Presented by YetAnotherDefi

The sudden collapse of what was once the second-largest crypto exchange in the world has accelerated the migration from centralized exchanges (CEXs) to decentralized exchanges (DEXs). The now-bankrupt FTX still owes the equivalent of billions of dollars to users across the globe, and this is not the only instance of traders losing their funds with CEXs. The benefits of self-custody wallets and the use of decentralized finance (DeFi) applications have become more evident.

However, once retail traders set foot in DeFi, they may be perplexed by the complexity of decentralized applications and the wide range of options, which adds to the confusion.

DeFi is not user-friendly

One could think that DeFi wouldn’t be a quest for crypto users, but this is not the case. The emerging sector has several barriers that hinder mass adoption.

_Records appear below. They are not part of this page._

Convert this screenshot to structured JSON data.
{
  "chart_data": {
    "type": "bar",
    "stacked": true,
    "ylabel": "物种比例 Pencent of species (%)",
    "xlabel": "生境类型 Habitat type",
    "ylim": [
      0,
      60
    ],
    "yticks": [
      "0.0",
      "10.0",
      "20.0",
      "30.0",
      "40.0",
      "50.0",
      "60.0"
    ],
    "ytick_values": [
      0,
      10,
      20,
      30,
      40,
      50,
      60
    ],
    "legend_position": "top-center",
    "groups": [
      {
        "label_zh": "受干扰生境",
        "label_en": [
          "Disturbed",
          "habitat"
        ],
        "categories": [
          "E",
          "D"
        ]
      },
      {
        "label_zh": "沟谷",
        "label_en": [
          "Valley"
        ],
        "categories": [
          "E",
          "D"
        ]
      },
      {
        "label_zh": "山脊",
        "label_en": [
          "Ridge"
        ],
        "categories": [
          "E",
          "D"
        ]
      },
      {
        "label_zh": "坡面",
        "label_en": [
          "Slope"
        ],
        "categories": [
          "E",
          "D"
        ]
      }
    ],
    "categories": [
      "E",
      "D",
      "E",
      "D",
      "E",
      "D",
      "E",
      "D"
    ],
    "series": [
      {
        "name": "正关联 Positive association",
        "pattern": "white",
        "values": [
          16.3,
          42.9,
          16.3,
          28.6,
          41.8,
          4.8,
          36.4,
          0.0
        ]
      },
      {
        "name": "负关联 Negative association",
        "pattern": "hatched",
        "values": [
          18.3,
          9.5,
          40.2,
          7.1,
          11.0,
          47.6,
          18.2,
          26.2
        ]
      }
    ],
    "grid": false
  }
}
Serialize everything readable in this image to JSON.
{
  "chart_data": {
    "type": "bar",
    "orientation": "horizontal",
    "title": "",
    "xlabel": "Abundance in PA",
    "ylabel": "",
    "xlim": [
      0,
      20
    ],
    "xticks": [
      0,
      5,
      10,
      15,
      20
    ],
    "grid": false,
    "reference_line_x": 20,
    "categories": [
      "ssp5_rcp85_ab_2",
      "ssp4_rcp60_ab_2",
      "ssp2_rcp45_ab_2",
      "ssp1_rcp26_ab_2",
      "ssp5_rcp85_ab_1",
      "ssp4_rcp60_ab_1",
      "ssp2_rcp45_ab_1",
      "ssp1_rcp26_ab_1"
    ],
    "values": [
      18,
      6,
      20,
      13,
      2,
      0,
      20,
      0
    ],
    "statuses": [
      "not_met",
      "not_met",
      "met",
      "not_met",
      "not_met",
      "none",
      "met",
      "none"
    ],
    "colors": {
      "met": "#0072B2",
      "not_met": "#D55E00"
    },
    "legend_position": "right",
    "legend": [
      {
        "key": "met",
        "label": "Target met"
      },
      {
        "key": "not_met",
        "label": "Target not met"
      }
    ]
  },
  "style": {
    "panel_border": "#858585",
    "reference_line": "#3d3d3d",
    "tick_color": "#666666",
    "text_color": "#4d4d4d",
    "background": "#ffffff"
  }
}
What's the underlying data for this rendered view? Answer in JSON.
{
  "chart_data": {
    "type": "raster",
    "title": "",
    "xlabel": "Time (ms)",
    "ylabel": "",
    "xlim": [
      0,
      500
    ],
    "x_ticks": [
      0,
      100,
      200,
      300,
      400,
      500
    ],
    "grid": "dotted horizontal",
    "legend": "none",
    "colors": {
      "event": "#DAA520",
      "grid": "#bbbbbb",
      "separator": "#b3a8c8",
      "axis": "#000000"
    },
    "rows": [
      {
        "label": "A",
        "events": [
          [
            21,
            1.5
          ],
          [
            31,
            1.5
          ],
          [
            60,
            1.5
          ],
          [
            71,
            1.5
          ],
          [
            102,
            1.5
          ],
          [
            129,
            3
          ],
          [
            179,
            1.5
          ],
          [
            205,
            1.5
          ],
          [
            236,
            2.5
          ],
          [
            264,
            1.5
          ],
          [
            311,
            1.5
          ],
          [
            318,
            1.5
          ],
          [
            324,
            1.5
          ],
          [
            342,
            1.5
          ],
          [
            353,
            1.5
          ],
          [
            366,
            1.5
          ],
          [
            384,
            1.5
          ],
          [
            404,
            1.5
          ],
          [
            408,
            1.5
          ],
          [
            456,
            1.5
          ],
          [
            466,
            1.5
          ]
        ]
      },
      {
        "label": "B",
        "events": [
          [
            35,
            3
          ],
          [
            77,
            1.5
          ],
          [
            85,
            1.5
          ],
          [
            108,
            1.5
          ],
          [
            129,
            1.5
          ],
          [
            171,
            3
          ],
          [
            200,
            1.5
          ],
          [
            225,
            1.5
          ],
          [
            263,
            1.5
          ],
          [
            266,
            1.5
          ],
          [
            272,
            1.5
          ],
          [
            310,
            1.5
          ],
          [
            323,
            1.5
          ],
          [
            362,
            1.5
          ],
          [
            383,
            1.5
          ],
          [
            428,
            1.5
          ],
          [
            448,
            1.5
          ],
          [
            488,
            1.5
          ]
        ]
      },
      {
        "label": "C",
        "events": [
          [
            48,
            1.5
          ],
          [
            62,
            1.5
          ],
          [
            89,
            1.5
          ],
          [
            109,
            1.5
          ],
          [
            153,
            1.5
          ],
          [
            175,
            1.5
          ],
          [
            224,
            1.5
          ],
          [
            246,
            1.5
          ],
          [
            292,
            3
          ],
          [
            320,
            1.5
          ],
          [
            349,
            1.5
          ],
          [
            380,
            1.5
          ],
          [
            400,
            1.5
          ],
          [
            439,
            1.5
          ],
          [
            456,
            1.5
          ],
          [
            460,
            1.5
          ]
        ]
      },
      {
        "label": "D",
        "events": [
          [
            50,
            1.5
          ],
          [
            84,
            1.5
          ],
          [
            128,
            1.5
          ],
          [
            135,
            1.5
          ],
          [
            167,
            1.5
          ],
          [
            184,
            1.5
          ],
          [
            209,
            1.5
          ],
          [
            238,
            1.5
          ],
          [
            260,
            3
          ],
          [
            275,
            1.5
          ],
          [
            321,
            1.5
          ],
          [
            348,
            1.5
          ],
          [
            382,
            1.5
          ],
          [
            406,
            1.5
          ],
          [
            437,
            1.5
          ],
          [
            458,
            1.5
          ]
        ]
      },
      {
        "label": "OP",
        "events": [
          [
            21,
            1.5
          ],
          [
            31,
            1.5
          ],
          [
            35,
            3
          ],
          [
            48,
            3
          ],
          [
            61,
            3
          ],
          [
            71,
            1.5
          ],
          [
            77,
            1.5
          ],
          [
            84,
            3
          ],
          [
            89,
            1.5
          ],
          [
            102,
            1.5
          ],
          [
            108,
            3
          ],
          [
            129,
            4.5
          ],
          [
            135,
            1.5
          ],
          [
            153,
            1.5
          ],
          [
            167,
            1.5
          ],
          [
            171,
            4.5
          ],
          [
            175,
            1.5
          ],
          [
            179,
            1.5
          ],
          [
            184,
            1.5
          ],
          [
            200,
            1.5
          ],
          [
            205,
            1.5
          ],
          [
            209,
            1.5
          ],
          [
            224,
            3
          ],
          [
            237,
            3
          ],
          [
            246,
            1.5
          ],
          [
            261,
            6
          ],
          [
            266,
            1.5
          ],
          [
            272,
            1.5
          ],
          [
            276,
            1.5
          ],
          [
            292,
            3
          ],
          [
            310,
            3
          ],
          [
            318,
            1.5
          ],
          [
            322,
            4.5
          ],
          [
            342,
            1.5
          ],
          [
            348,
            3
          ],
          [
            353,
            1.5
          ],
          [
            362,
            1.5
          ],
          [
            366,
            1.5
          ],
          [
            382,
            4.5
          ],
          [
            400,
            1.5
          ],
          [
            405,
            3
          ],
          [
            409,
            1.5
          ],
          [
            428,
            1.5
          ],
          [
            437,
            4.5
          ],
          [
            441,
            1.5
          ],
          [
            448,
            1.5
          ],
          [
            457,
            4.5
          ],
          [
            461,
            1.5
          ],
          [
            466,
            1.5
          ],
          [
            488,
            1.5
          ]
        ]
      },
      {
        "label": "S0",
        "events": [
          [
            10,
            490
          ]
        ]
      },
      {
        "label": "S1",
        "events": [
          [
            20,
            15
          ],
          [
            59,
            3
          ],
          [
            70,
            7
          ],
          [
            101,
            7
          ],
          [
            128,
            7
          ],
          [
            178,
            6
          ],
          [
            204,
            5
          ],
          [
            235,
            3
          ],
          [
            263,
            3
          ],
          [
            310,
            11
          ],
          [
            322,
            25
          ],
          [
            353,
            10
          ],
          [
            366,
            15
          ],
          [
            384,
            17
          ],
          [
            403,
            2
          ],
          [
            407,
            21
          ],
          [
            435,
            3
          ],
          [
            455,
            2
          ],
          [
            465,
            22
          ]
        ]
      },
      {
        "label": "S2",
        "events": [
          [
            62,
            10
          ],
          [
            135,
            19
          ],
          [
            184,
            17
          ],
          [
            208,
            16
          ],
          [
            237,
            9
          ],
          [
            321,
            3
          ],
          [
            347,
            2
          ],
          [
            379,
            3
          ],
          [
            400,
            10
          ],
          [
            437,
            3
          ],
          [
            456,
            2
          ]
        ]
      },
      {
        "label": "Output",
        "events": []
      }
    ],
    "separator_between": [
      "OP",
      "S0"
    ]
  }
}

To begin with, the DeFi market is fragmented and hosts multiple applications offering the same services. The problem is that it is challenging to navigate the DeFi space and find the best deal in terms of fees, security and benefits.

The user experience with most DeFi applications is cumbersome, requiring a multi-step interaction with wallets, applications and processes in a less intuitive way. Crypto users who are familiar with CEXs alone would surely miss the straightforward user experience.

Other problems in DeFi are the lack of liquidity compared to major CEXs and the hesitance to entrust your funds to trustless solutions.

Enter DEX aggregators

To avoid the confusion of accessing an entangled network of DEXs and yield farming opportunities, crypto users can venture into the DeFi space with the help of a DEX aggregator. Such platforms automatically provide more liquidity and find users the best deals and fees.

On top of that, some DEX aggregators emphasize user experience to make trading as similar to that on a CEX as possible. One example is YetAnotherDefi (YAD) — a multichain swap router aggregating liquidity across major blockchains from all leading DeFi pools.

YAD may be the ideal starting point for crypto users who want to enter the DeFi market. It allows you to swap about 3,500 tokens hosted on six major blockchains, including Ethereum. By swapping tokens on YAD, crypto users avoid the risks of theft, hacking attacks and bankruptcy, which are persistent with CEXs. YAD relies on a decentralized, noncustodial and censorship-resistant technology that gives users more freedom to use their crypto funds as they wish.

Another major benefit that YAD brings to traders is a user experience that is more straightforward compared to most CEXs. Additionally, crypto users who are more experienced with DeFi can switch from the simple mode interface to the advanced screen, allowing them to monitor the underlying route, such as Uniswap, as well as change the slippage tolerance and gas price.

To recap, DEX aggregators like YAD offer the following benefits:

  • They aggregate rates and automatically pick the best rate for selected token pairs.
  • Transparent transaction fees — users are able to change the gas price.
  • There is a single DeFi onboarding process. Traders don’t have to get familiar with a new DEX every time.
  • Users grant allowances and permissions only to one service provider (smart contract) — the aggregator itself.

With aggregators like YAD, crypto users can keep their tokens safely in their personal wallets, as DEXs have no control over their funds. Tokenholders can trade without regretting that other DEXs may offer better rates for certain pairs — the aggregator automatically picks the best deals. Thanks to DEX aggregators, the migration from CEXs to DEXs can be smooth and secure.